Multiple storage client aggregation

Aggregation modes

When combining data from multiple storage client sources into one entity, three use cases are possible:

  1. each data source adds properties to the entities of the previous source(s), either because the entity data from both sources share the same identifier or the value of a specified field of the new data source entity matches the value of a specified field from the previous sources (ie. "join").

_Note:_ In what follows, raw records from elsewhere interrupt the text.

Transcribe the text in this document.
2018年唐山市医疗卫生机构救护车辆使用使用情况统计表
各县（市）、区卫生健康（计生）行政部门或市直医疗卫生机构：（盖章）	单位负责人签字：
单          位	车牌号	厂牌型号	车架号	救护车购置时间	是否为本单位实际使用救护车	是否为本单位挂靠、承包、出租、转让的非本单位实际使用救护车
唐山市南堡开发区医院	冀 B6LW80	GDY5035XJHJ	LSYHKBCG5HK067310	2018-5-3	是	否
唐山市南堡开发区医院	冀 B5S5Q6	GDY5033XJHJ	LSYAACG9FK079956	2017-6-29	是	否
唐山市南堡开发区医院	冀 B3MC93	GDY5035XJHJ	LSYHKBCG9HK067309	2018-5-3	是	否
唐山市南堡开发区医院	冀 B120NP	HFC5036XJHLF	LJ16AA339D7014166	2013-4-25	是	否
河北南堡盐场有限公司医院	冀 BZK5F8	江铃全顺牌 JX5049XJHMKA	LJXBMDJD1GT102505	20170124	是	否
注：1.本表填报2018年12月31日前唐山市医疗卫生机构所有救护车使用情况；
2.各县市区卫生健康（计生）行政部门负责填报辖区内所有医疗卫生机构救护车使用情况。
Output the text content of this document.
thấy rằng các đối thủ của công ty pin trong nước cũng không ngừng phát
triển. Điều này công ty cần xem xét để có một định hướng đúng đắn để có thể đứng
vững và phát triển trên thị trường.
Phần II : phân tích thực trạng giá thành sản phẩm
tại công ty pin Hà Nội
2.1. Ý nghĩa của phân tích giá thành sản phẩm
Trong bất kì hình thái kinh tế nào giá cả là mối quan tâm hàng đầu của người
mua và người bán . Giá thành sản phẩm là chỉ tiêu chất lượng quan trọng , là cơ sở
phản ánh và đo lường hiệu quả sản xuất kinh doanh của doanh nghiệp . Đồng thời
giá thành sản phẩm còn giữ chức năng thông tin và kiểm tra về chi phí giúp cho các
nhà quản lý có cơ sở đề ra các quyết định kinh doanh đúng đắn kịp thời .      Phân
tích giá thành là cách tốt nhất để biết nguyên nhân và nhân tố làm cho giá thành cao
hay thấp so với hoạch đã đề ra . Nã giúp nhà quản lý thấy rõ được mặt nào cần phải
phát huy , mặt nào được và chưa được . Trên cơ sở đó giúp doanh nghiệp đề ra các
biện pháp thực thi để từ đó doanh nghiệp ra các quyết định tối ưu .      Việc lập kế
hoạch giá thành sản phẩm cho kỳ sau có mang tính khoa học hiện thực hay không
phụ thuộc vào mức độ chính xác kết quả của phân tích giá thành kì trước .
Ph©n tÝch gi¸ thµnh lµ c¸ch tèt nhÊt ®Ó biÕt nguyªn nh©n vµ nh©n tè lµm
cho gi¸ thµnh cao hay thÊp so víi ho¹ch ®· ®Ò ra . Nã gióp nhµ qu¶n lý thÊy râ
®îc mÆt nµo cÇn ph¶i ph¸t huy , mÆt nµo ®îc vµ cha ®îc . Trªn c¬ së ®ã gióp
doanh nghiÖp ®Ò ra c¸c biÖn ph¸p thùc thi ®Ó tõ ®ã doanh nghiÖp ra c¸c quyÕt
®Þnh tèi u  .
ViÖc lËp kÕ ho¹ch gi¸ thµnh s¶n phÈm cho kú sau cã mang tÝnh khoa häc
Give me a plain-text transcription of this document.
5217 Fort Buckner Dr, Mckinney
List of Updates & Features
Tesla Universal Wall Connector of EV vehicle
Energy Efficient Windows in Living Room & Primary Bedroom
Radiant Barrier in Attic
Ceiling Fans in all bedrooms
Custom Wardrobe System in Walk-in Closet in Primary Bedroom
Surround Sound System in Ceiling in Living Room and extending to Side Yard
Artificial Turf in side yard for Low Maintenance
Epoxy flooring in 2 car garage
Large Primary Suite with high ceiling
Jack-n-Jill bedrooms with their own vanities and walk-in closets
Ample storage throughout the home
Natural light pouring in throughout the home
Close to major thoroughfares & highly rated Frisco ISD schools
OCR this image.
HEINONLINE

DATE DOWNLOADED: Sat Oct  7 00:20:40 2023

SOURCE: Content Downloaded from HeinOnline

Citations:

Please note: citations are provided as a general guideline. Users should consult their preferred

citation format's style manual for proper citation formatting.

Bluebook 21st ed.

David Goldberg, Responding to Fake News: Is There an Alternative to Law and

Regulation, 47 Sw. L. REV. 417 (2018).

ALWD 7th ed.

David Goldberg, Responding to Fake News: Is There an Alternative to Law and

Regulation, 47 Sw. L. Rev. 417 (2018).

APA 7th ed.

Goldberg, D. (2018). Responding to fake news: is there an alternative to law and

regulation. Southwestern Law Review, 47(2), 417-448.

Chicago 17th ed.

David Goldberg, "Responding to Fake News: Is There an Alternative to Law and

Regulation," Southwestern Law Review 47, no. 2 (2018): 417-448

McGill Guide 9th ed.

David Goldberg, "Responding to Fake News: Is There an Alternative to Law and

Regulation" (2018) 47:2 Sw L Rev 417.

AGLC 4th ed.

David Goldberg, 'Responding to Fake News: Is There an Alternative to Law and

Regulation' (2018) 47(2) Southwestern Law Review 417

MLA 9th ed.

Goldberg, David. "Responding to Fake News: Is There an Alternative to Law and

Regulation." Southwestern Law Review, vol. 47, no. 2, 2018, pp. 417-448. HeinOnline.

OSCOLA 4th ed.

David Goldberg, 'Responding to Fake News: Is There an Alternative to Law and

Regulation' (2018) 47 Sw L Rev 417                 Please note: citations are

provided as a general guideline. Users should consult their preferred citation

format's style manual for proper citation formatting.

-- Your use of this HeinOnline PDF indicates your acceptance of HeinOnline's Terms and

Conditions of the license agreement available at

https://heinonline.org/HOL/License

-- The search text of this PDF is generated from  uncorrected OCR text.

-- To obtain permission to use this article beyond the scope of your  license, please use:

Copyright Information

  2. each data source brings its own set of entities. Therefore, entity identifiers should all differ from one data source to another. If it is not the case, data source entity identifiers could be prefixed by xnttmulti using a "virtual group prefix" on a data source-basis making each identifier unique (ie. source A as an entity with id '001', source B as a different entity that also uses the id '001'; xnttmulti can virtually prefix A ids with 'A' and B ids with 'B' which would lead to 2 distinct identifiers: 'A001' and 'B001' which clearly identifies each source).

  3. a mix of the 2 previous cases.

This module offers different approaches to deal with those 3 cases but with some restrictions. Those restrictions are here to solve some technical aspects:

  • being able to efficiently count and filter external entities without needing to query all the data from all the sources and process all of them each time.
  • being able to clearly identify the corresponding element in each data source given an identifier without any ambiguity.

For the first case, this module assumes the first data source holds ALL the entity identifiers and can be used for paging management. If an identifier is not present in the first data source but in one (or more) of the next data sources, the corresponding entity will be discarded. For filters, only reference sources are used (at the moment).

For the second and third cases, a "group prefix" must be provided to every set of data in order to discriminate data source according to the given identifiers. For instance, if we have 2 data sources A and B, we need to know that the identifier '001' corresponds to an entity stored in A or B. Therefore, either one of the 2 sources uses a prefix like '0' (or '00') and can be clearly identified (which might be necessary when creating a new entity instance to avoid duplicating it in the 2 sources) or the sources have been assigned a virtual group prefix that will not be stored (nor known by the data sources) but only used by xnttmulti to discriminate between sources. We call it a "group prefix" because a same prefix could be used by multiple data sources in order to aggregate them together like in the first use case.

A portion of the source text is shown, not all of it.